Jase had been on painkillers, then. They hadn’t been dulling the pain all that much or the absence of his fiancée whom he hadn’t seen since a few weeks before he’d been shot. He’d had a premonition of what he was going to see in the photo and he’d braced himself as best he could.
The photograph was, of course, telling. With the Eiffel Tower in the background, Dana was kissing a man in a way that told anybody passing by this wasn’t a brother or a friend. Peter had seen it and captured the shot.
“Two questions,” Jase said.
“Go ahead.”
“Does she know you saw her?”
“No. I didn’t want her making up some kind of story, and I wanted you to be prepared. What’s the second question?”
“Who is he?”
“Do you really need to know that? Because I don’t think it matters, really, who he is. She was shaken up by what happened to you.”
“So shaken up she’s kissing anybody these days?”
“Something like that. You know her, Jase. She’s a risk taker. She likes danger. But she doesn’t like anything bad to touch her.”
“This didn’t touch her, it touched me.”
Peter just gave him a look.
“In other words, she’s afraid I’ll never be whole again?”
“I don’t know what she’s afraid of. Maybe you’d better ask her.”
Dana had been on assignment. Though they had spoken once or twice on the phone, it had never occurred to him until then that if she really wanted a life with him, she would have been at his bedside.
Back then he hadn’t known much about relationships. He hadn’t known much about commitment. After all, he hadn’t known his biological father, his mother had died of a drug overdose and he’d had three foster parents before Ethan had adopted him. What did he really know about relationships at all?
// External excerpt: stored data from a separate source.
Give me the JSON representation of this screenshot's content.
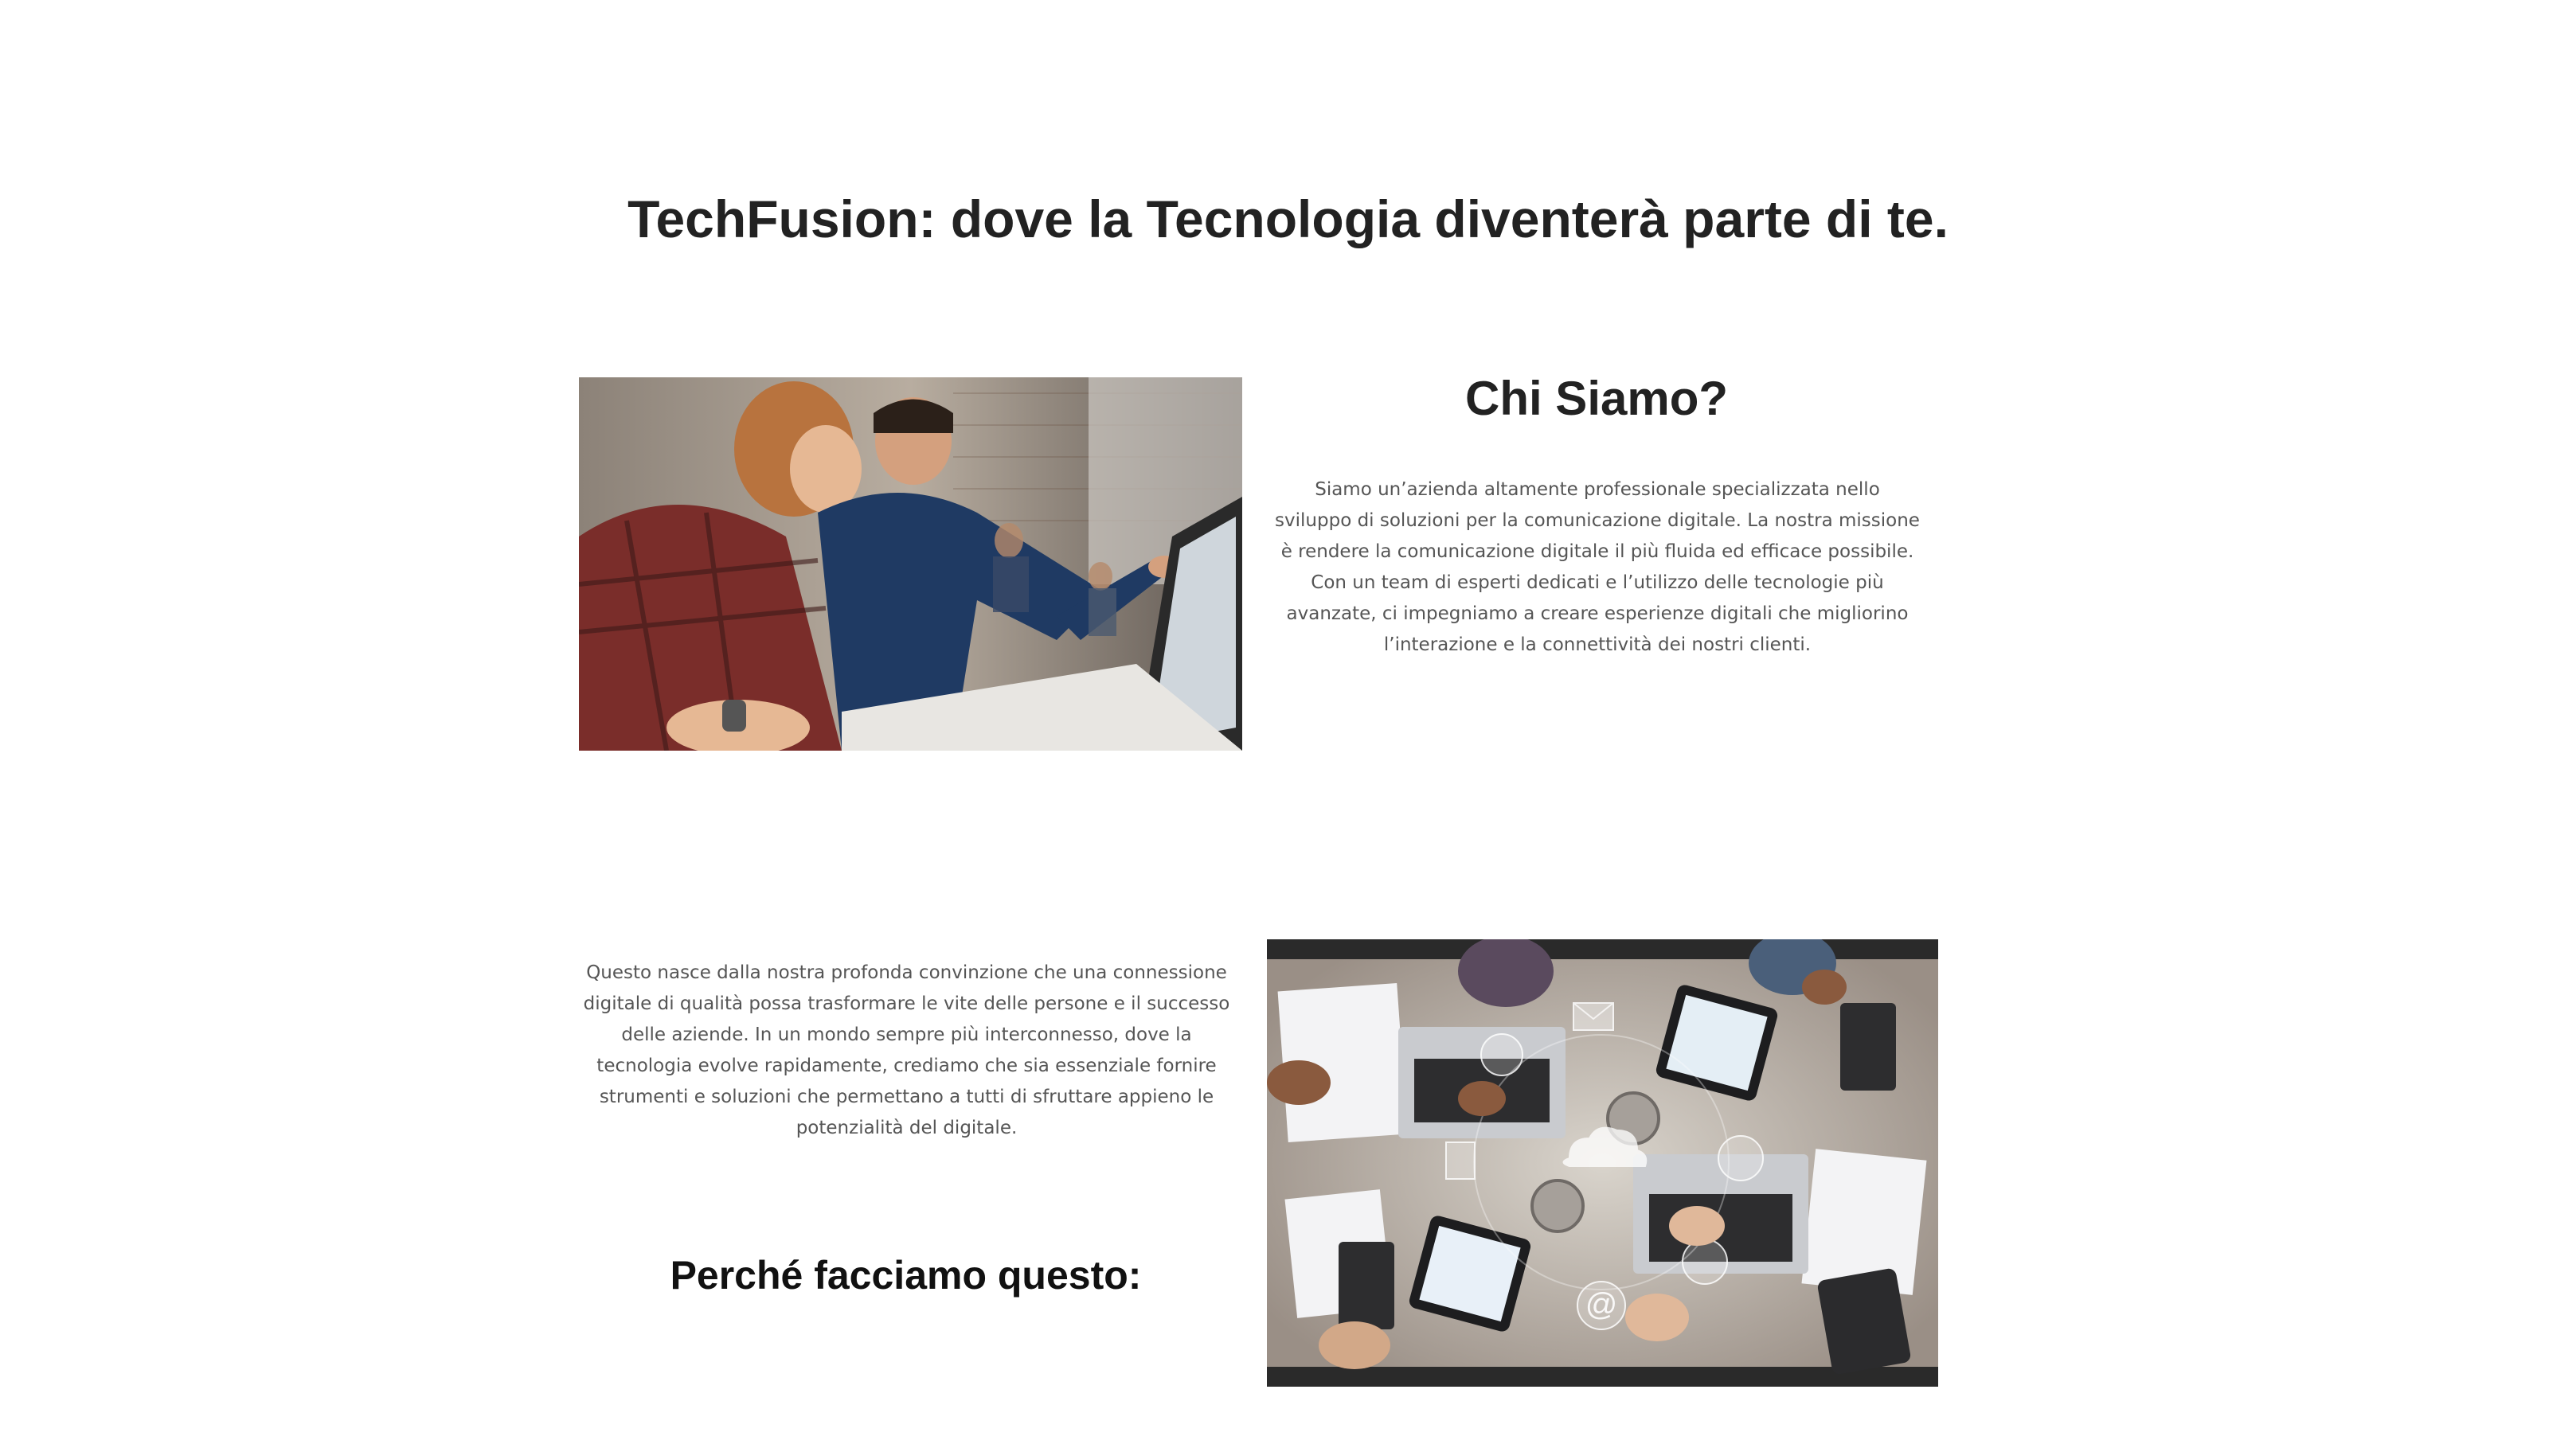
{
  "page": {
    "main_title": "TechFusion: dove la Tecnologia diventerà parte di te."
  },
  "about": {
    "title": "Chi Siamo?",
    "text": "Siamo un’azienda altamente professionale specializzata nello sviluppo di soluzioni per la comunicazione digitale. La nostra missione è rendere la comunicazione digitale il più fluida ed efficace possibile. Con un team di esperti dedicati e l’utilizzo delle tecnologie più avanzate, ci impegniamo a creare esperienze digitali che migliorino l’interazione e la connettività dei nostri clienti."
  },
  "why": {
    "intro_text": "Questo nasce dalla nostra profonda convinzione che una connessione digitale di qualità possa trasformare le vite delle persone e il successo delle aziende. In un mondo sempre più interconnesso, dove la tecnologia evolve rapidamente, crediamo che sia essenziale fornire strumenti e soluzioni che permettano a tutti di sfruttare appieno le potenzialità del digitale.",
    "title": "Perché facciamo questo:"
  },
  "icons": {
    "team_photo": "team-working-photo",
    "business_photo": "business-meeting-digital-icons-photo"
  },
  "colors": {
    "heading": "#222222",
    "body_text": "#555555",
    "background": "#ffffff"
  }
}
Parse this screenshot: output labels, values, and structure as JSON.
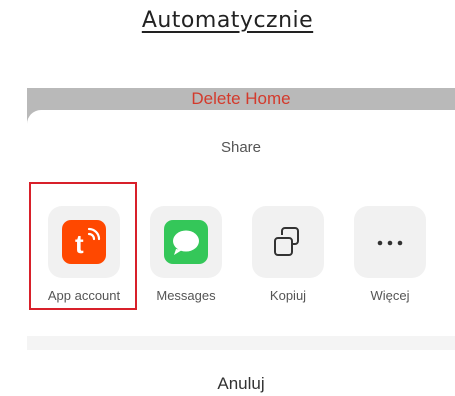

Except when Dana had walked into his hospital room a few days later, he’d known a relationship meant more than the opportunity to be unfaithful. He’d suddenly known that an engagement should mean building a life together, not living separate lives.
Dana had been flippant at first, avoiding his gaze, even jittery, which was unlike her. Under other circumstances, he might have suspected it was the hospital room and his condition. He was hooked up to IVs and monitors. His shoulder was wrapped and in a sling. Two ribs were broken, and he was still healing from a second abdominal surgery. That was enough to make any visitor jittery.
But he knew more than that was going on, and he wasn’t going to play games. He told her to look in the drawer by the bedside table. When she did, she found the picture.
“Who took this?”
“Does it matter? Pictures don’t lie, right? Pictures don’t, but you’ve been.”
“I don’t know what to say, Jase.”
It wasn’t an “I’m sorry” or “It won’t happen again” or “Can you forgive me?” Any of that might have revived feelings he’d once had. She simply said, “You have a long recovery process, here. I probably won’t be back in the States for a few months.”
“So my getting shot’s the problem?”
“No, but when you got shot, I started thinking. You talk about kids as if you want to have them someday. You relate to them like I can’t. I don’t want to be a mother. I want to stay in the life I have. But the way you talk about your father’s vineyard sometimes, I think you want more than a life as a photojournalist.”
“I know I want to be involved with someone who knows how to be faithful.”
“You deserve someone who knows how to be faithful. Obviously that person isn’t me. I turned to someone else because I was upset about you...about everything I’d realized about us...how we’re different in things that matter.”
Although he’d felt bitterness and resentment and betrayal, they hadn’t parted as enemies. What was the point? If nothing else, Jase was a practical man. Still...that photograph was etched in his mind.